FRA issues new regulations for SPACs
Egypt’s Financial Regulatory Authority (FRA) has announced new regulations governing the listing and trading of Special Purpose Acquisition Companies (SPACs) on the Egyptian Stock Exchange (EGX). These regulations, outlined in Decree No. 140 and 148 of 2024, aim to enhance the efficiency and competitiveness of the capital market by attracting more local and foreign investments.
Under the new rules, SPACs must have a minimum capital of 10 million Egyptian pounds at the time of establishment. Within three months of listing, these companies are required to increase their capital to 100 million Egyptian pounds through private subscriptions from qualified investors and financial institutions. Additionally, SPACs must apply to list their shares on the stock exchange within one month of obtaining their license.

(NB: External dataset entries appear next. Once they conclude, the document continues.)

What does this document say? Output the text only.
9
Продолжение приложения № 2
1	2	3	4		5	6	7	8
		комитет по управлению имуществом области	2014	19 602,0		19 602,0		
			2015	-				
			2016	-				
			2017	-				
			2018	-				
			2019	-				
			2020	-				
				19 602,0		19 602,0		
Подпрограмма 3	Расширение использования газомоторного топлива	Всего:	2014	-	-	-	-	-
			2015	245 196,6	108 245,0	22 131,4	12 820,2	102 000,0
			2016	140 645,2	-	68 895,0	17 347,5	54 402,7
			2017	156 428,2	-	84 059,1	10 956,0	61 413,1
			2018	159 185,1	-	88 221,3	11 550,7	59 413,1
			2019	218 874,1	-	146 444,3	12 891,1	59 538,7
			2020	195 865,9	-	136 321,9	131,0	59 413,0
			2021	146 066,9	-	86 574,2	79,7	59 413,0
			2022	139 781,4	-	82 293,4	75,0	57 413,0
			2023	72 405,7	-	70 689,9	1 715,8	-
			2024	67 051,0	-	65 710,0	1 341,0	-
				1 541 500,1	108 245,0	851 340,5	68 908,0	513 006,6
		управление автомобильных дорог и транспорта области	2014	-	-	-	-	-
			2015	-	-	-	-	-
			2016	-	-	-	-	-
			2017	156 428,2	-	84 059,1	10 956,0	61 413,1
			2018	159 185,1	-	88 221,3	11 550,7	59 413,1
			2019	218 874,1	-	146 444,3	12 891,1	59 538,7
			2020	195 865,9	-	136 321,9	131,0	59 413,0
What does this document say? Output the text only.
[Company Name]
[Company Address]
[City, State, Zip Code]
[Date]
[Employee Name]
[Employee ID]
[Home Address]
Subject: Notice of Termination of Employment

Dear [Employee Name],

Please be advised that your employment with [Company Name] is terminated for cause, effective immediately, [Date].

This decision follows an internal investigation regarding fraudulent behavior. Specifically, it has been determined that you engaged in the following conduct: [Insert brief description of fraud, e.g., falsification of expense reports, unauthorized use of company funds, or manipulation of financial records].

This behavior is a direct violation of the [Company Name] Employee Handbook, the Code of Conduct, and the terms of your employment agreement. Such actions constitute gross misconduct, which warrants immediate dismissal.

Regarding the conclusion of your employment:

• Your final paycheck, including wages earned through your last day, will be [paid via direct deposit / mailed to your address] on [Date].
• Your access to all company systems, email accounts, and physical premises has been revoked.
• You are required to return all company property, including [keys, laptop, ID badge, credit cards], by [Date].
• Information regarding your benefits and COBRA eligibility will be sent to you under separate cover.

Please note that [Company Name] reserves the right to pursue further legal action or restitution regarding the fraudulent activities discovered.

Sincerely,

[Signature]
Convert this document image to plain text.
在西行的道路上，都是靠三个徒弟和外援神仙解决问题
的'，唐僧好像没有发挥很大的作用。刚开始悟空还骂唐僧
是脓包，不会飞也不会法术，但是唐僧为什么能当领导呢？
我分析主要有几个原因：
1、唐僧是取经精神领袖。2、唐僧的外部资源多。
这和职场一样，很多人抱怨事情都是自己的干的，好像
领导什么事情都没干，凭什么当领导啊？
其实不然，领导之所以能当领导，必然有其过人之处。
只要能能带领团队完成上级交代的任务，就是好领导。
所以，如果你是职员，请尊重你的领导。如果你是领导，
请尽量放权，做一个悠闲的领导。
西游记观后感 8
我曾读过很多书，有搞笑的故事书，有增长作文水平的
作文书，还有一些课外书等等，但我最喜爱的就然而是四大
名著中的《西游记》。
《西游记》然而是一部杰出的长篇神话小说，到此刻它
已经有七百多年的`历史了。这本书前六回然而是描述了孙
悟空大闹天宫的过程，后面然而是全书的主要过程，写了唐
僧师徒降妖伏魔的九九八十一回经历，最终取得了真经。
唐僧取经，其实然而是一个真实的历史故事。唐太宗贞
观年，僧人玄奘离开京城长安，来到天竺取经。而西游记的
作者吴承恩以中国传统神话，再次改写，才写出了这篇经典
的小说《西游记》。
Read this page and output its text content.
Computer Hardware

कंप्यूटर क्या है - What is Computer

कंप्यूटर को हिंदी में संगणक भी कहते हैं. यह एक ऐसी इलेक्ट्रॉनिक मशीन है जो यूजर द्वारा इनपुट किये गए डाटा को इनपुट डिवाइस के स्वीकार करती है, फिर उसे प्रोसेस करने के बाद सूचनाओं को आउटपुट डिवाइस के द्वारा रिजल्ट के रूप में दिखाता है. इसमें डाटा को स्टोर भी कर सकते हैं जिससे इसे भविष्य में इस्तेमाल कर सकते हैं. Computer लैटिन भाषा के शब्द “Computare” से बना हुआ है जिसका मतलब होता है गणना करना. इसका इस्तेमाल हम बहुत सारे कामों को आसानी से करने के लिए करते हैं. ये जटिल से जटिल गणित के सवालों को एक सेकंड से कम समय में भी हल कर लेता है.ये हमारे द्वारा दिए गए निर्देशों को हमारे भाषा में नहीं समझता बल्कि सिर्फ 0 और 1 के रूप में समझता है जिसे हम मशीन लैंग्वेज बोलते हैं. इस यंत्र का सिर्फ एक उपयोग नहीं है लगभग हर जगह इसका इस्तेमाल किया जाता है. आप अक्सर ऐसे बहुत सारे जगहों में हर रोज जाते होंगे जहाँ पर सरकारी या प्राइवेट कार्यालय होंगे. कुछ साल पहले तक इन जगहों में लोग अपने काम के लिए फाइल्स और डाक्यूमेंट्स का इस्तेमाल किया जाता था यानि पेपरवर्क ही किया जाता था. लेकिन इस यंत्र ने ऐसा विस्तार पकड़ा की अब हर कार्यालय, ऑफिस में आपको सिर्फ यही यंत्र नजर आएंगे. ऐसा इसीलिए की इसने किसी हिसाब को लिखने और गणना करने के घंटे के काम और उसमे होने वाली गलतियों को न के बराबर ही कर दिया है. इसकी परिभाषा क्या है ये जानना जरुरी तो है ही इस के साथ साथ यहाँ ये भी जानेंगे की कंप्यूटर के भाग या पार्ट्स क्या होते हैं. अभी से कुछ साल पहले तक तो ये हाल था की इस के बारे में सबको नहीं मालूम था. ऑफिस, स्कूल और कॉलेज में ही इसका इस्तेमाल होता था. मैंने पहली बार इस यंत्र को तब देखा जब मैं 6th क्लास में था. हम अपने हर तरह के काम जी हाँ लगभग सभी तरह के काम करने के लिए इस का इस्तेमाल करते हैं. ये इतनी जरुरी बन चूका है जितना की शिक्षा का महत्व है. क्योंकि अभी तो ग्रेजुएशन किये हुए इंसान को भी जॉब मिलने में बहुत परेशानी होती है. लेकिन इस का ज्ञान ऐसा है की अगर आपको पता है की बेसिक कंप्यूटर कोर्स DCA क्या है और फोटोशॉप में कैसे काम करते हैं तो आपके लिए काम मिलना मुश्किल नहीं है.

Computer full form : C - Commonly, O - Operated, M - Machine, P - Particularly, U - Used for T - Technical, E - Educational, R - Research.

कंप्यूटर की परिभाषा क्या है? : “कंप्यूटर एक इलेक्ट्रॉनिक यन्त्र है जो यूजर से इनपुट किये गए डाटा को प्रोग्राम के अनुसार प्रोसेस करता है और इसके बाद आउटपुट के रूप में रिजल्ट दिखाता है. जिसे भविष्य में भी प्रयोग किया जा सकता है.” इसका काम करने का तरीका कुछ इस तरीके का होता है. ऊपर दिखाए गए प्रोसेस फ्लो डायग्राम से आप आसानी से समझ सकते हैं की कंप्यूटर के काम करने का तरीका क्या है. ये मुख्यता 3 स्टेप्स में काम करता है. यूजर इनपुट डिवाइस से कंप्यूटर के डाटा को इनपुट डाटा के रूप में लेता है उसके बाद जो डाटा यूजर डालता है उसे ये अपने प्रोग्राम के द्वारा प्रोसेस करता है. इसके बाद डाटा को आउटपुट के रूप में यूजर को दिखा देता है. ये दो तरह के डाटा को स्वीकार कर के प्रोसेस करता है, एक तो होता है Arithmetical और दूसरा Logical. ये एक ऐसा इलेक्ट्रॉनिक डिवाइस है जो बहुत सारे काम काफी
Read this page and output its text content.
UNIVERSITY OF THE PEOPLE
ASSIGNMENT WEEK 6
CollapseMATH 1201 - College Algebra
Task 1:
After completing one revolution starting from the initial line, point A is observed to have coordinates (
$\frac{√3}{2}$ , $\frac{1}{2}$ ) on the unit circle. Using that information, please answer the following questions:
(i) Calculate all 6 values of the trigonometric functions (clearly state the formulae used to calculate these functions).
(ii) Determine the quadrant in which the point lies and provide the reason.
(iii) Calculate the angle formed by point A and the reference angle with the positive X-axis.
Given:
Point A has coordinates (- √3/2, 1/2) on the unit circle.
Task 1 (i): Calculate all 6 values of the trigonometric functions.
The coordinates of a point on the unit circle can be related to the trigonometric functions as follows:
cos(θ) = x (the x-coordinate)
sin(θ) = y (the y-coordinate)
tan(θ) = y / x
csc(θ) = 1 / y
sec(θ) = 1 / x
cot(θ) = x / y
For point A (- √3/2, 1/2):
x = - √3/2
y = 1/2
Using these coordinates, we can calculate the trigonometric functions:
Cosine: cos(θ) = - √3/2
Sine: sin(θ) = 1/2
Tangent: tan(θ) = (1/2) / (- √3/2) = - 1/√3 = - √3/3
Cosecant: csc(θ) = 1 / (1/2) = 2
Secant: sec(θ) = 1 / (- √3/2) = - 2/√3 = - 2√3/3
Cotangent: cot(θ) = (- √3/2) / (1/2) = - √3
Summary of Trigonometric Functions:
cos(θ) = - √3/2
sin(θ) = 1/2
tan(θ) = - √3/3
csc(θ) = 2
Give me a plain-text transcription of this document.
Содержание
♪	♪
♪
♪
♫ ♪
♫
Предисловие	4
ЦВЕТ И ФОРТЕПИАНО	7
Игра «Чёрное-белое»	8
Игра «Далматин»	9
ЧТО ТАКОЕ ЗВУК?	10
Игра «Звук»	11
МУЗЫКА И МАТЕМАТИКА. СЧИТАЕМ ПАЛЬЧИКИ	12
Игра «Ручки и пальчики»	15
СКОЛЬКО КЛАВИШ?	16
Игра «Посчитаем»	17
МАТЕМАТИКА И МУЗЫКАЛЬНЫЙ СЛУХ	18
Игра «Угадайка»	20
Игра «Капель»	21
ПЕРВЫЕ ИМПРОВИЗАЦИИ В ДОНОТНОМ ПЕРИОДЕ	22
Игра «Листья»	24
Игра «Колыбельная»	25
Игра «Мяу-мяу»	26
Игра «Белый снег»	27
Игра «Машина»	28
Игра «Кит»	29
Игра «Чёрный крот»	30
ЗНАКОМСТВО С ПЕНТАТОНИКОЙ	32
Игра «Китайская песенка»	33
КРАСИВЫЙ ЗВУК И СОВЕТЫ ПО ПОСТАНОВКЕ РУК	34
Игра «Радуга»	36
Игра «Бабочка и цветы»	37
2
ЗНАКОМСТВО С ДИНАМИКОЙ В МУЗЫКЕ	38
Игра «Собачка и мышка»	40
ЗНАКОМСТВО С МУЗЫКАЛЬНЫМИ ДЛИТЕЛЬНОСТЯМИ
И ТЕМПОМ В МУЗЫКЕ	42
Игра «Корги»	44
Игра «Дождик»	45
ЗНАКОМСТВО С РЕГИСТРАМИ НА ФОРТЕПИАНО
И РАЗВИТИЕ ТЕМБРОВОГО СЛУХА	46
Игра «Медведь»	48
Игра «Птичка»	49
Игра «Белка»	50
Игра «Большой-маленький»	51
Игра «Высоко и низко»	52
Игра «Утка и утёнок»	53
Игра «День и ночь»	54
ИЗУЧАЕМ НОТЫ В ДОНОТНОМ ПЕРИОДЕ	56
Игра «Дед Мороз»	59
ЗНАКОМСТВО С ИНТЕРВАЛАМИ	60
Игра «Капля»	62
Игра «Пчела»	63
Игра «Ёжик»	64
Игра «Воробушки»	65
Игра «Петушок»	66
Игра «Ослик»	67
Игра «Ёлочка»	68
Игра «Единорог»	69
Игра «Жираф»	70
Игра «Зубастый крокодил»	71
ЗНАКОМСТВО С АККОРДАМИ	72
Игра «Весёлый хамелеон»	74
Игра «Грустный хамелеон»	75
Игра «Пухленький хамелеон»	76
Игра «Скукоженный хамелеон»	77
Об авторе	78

To ensure transparency and investor confidence, SPACs must provide an information memorandum detailing the founders’ experiences, the investment plan, acquisition methods, investment risks, and redemption controls. The number of shareholders post-subscription must be at least 50, with a minimum of 5 per cent of the shares being freely tradable.
The new regulations also stipulate that SPACs must present the draft acquisition resolution to their extraordinary general assembly within six months of listing and complete the acquisition within two years. Failure to comply with these requirements could result in the cancellation of the company’s license and mandatory liquidation procedures.
These measures reflect the FRA’s commitment to fostering a dynamic and robust non-banking financial sector, thereby contributing to the national economy. By providing clear guidelines and enhancing market accessibility, the FRA aims to create a more attractive investment environment for both local and international investors.